Exploitation and wealth extraction for military and economic purposes have been happening since the US invasion of 1898 and continue today, as Puerto Rico’s recent public bankruptcy revealed. Wall Street profited at every turn, at the expense of Puerto Ricans. Wall Street had no qualms about lending and lending more, knowing there was major profit to be had. Excessive government borrowing to pay ordinary expenses started in the 1970s and reached a breaking point in 2014, when $3.5 billion in debt was issued, the largest such offering in US history. But almost $1 billion was used to pay back loans, cover fees, and eliminate risks, as Wall Street banks leveraged the transactions to cover their backs and get out of their positions unscathed. It was predatory lending at its best, thanks to local politicians serving as enablers — until an exposed chat turned them into the target of their fellow citizens’ wrath.


Taken together, these events inflicted a severe collective trauma, and the leaked chat triggered a spontaneous reaction to suffering that had long been internalized and repressed. “Nos están matando” (“They are killing us”) was a common cry after Hurricane Maria, as the government refused to acknowledge the number of deaths and FEMA fumbled in distributing aid. But the comments in the infamous chat revealed that the government’s stance was willful and deliberate. Then there was an explosion of emotion with a hashtag addressed to the governor, #RickyRenuncia (“Resign, Ricky”), and people took to the streets. Fear vanished, and one collective voice proclaimed: “We are not afraid.”
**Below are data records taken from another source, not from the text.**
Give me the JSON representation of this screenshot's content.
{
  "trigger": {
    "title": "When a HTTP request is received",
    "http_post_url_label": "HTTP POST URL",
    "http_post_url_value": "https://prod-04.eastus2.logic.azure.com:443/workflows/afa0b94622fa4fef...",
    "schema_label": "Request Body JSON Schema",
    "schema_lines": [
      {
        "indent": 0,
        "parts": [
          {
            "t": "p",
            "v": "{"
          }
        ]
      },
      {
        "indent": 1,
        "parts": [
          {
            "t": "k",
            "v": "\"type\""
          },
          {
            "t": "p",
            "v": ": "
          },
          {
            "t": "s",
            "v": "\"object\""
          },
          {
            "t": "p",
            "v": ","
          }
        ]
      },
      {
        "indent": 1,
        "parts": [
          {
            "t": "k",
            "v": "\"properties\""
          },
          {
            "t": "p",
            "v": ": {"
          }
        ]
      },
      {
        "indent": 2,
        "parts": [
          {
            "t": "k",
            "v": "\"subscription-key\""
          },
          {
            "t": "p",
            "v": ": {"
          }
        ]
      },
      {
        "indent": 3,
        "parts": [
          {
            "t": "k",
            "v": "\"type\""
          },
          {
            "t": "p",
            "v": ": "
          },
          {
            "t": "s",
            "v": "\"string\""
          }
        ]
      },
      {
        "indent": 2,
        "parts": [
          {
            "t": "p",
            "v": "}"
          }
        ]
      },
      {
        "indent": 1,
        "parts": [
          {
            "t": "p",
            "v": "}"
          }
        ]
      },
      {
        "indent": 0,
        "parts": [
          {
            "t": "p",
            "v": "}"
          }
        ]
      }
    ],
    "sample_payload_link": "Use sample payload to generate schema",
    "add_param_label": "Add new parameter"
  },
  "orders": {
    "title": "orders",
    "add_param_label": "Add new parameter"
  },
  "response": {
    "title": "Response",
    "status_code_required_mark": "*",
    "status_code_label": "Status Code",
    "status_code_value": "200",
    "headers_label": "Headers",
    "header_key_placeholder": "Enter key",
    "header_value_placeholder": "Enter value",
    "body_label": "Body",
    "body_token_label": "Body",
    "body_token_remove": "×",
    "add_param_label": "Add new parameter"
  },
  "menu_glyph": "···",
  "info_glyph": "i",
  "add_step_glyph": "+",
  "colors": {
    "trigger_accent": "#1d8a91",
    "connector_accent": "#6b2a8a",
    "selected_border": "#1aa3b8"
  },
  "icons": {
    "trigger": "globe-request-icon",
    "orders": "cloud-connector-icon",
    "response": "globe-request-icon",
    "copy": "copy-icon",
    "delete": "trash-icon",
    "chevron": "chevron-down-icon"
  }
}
The protests will not end until Rosselló resigns. More chat revelations are expected, and additional FBI arrests for corruption are possible in the coming weeks, making things more uncertain.

Rosselló seems to be buying time to secure a future for himself outside of politics, according to reports.

This scandal is but a symptom of an underlying, more complex problem: impunity for a corrupt political class, enabled by voters. To transcend this moment of public anger, Puerto Rico must commit to uprooting any tolerance for privilege and special treatment for politicians. There is a long journey ahead but, as the continued calls for transparency and accountability grow, the healing process has clearly begun.

Pedro Reina-Pérez is a professor at the University of Puerto Rico and a visiting scholar at Harvard University.